Ему хотелось оторвать ее внимание от этих неинтересных разговоров, за которыми смутно чувствовал скрытый упрек себе.
— Жизнь отдельной личности находится в связи с общим существованием всего человеческого потока, — сказал он, стоя над нею там, в высоте, откуда его пытались было столкнуть бессильными руками. — Вы выдвигаете отдельный случай, закрывая глаза на общее. Таким путем вы ничего не уясните себе. Невозможно частью разрешить целое.
— Я понимаю, — мягко вставила Веселовская, — но…
— Виноват, я не окончил, — властно прервал Яшевский. — Я говорю себе: моя жизнь есть частичное выражение общего. Это не количественная часть, потому что идея вообще вне измерений. Но, поскольку я вмещаю в себе выражение идеи, постольку я значителен. Одно из двух: либо идея, либо устроение земных дел. Середины нет.
— Я думаю не о себе, а о девочке, — ответила Веселовская, тщетно стараясь попасть в его поле зрения.
— Разве может существовать одна правда для меня, а другая для моего ближнего? Христос внутренне судил других тем же судом, что и себя.
Его слова и особенно звук его голоса, казались ей укором; ее благородное сердце имело способность всякую отвлеченную мысль принимать, как реальное дело жизни. Она мысленно начинала осуждать себя за измену чему-то…
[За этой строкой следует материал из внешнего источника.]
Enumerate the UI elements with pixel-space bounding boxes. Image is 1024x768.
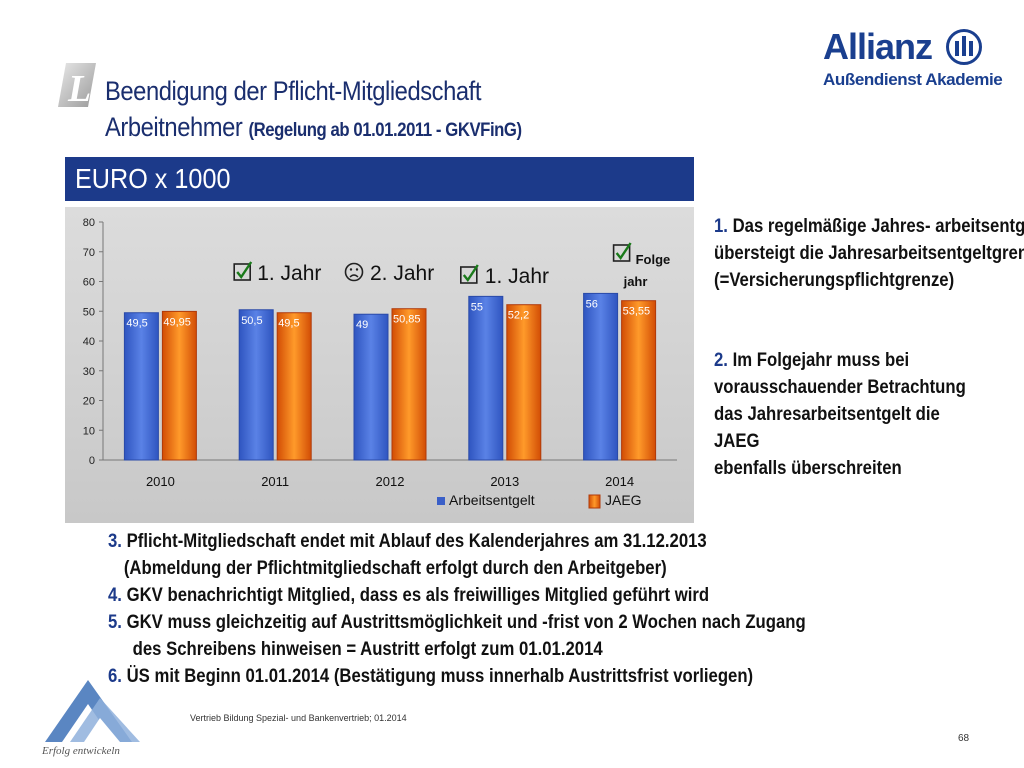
unit-banner-text: EURO x 1000 [75, 163, 231, 194]
note-1-line3: (=Versicherungspflichtgrenze) [714, 270, 955, 291]
check-icon-box [459, 266, 478, 284]
note-1-line2: übersteigt die Jahresarbeitsentgeltgrenz… [714, 243, 1024, 264]
legend-label-arbeitsentgelt: Arbeitsentgelt [449, 492, 535, 508]
data-label: 49 [356, 319, 368, 331]
note-3-line1: Pflicht-Mitgliedschaft endet mit Ablauf … [126, 531, 707, 552]
bar-arbeitsentgelt-2014 [583, 292, 619, 461]
y-tick-label: 0 [89, 455, 95, 467]
note-4-number: 4. [108, 585, 122, 606]
bar-jaeg-2010 [161, 310, 197, 461]
annotation-2013: 1. Jahr [485, 265, 549, 288]
y-tick-label: 80 [83, 217, 95, 229]
income-chart: 0 10 20 30 40 50 60 70 80 2010 49,5 49,95 2011 50,5 49… [65, 207, 694, 523]
title-sub: (Regelung ab 01.01.2011 - GKVFinG) [248, 120, 523, 141]
annotation-2014-line2: jahr [623, 274, 648, 289]
data-label: 55 [471, 301, 483, 313]
note-1-line1: Das regelmäßige Jahres- arbeitsentgelt [732, 216, 1024, 237]
bar-arbeitsentgelt-2012 [353, 313, 389, 461]
allianz-logo: Allianz Außendienst Akademie [823, 26, 1003, 94]
legend-label-jaeg: JAEG [605, 492, 642, 508]
annotation-2011: 1. Jahr [257, 262, 321, 285]
note-5-line1: GKV muss gleichzeitig auf Austrittsmögli… [126, 612, 806, 633]
legend-swatch-jaeg [588, 494, 601, 509]
x-tick-label: 2014 [605, 474, 634, 489]
bar-jaeg-2012 [391, 308, 427, 461]
check-icon-box [612, 244, 631, 262]
footer-note: Vertrieb Bildung Spezial- und Bankenvert… [190, 713, 407, 723]
brand-subtitle: Außendienst Akademie [823, 70, 1003, 89]
bar-jaeg-2011 [276, 312, 312, 461]
note-5-number: 5. [108, 612, 122, 633]
frown-icon [344, 262, 364, 282]
slide-title-line2: Arbeitnehmer (Regelung ab 01.01.2011 - G… [105, 112, 522, 143]
note-2-line5: ebenfalls überschreiten [714, 458, 902, 479]
y-tick-label: 60 [83, 277, 95, 289]
note-3-number: 3. [108, 531, 122, 552]
allianz-eagle-icon [946, 29, 982, 65]
data-label: 49,95 [163, 316, 191, 328]
y-tick-label: 50 [83, 306, 95, 318]
check-icon [462, 264, 479, 283]
note-3: 3. Pflicht-Mitgliedschaft endet mit Abla… [108, 528, 806, 690]
note-2-line4: JAEG [714, 431, 760, 452]
note-1-number: 1. [714, 216, 728, 237]
data-label: 49,5 [126, 318, 147, 330]
data-label: 56 [586, 298, 598, 310]
frown-icon-mouth [349, 274, 359, 278]
note-2: 2. Im Folgejahr muss bei vorausschauende… [714, 347, 966, 482]
unit-banner: EURO x 1000 [65, 157, 694, 201]
y-tick-label: 20 [83, 396, 95, 408]
check-icon [615, 242, 632, 261]
note-2-line1: Im Folgejahr muss bei [732, 350, 910, 371]
note-2-line3: das Jahresarbeitsentgelt die [714, 404, 940, 425]
note-6-line1: ÜS mit Beginn 01.01.2014 (Bestätigung mu… [126, 666, 754, 687]
y-tick-label: 70 [83, 247, 95, 259]
section-letter-logo: L [58, 63, 96, 107]
note-2-line2: vorausschauender Betrachtung [714, 377, 966, 398]
svg-text:L: L [67, 68, 91, 107]
bar-jaeg-2014 [621, 300, 657, 461]
check-icon [236, 261, 253, 280]
bar-arbeitsentgelt-2010 [123, 312, 159, 461]
academy-mountain-logo: Erfolg entwickeln [41, 680, 140, 757]
annotation-2012: 2. Jahr [370, 262, 434, 285]
note-4-line1: GKV benachrichtigt Mitglied, dass es als… [126, 585, 710, 606]
note-2-number: 2. [714, 350, 728, 371]
note-5-line2: des Schreibens hinweisen = Austritt erfo… [132, 639, 603, 660]
y-tick-label: 30 [83, 366, 95, 378]
brand-name: Allianz [823, 26, 933, 67]
y-tick-label: 10 [83, 425, 95, 437]
frown-icon-eye [349, 268, 353, 271]
bar-jaeg-2013 [506, 304, 542, 461]
x-tick-label: 2013 [490, 474, 519, 489]
check-icon-box [233, 263, 251, 281]
data-label: 49,5 [278, 318, 299, 330]
data-label: 50,85 [393, 314, 421, 326]
data-label: 53,55 [623, 306, 651, 318]
page-number: 68 [958, 733, 970, 744]
bar-arbeitsentgelt-2011 [238, 309, 274, 461]
slide-title-line1: Beendigung der Pflicht-Mitgliedschaft [105, 76, 481, 106]
x-tick-label: 2012 [376, 474, 405, 489]
frown-icon-eye [355, 268, 359, 271]
note-6-number: 6. [108, 666, 122, 687]
x-tick-label: 2010 [146, 474, 175, 489]
data-label: 52,2 [508, 310, 529, 322]
note-3-line2: (Abmeldung der Pflichtmitgliedschaft erf… [123, 558, 667, 579]
y-tick-label: 40 [83, 336, 95, 348]
data-label: 50,5 [241, 315, 262, 327]
x-tick-label: 2011 [261, 474, 289, 489]
bar-arbeitsentgelt-2013 [468, 295, 504, 461]
annotation-2014-line1: Folge [636, 252, 671, 267]
legend-swatch-arbeitsentgelt [437, 497, 445, 505]
motto-text: Erfolg entwickeln [41, 745, 120, 757]
title-main: Arbeitnehmer [105, 112, 243, 142]
note-1: 1. Das regelmäßige Jahres- arbeitsentgel… [714, 213, 1024, 294]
— Вы знаете лучше, чем кто-либо мою скромность, — кричал на нее великий человек. — Но в конце концов я не могу не сознавать своей силы. Я чувствую — говорю это смело и без ложной скромности — я чувствую, что наступает время, когда мои работы и мои мысли получат незаслуженно широкое распространение. Я твердо убежден в этом. Разрушается бессмысленное увлечение Ибсеном, который обязан своей популярностью тому, что появился в эпоху, когда в моде была женщина. В истории можно констатировать две волны: мужскую и женскую, правильно сменяющие одна другую. Женская — пассивная, богатая фразой, напыщенная, эмоциональная, чувственная; мужская — активная, сжатая, идейная, оплодотворяющая. Теперь близится мужская волна, и новое поколение пойдет не за Ибсеном и не за теми, кого уже выхлестнула отживающая волна.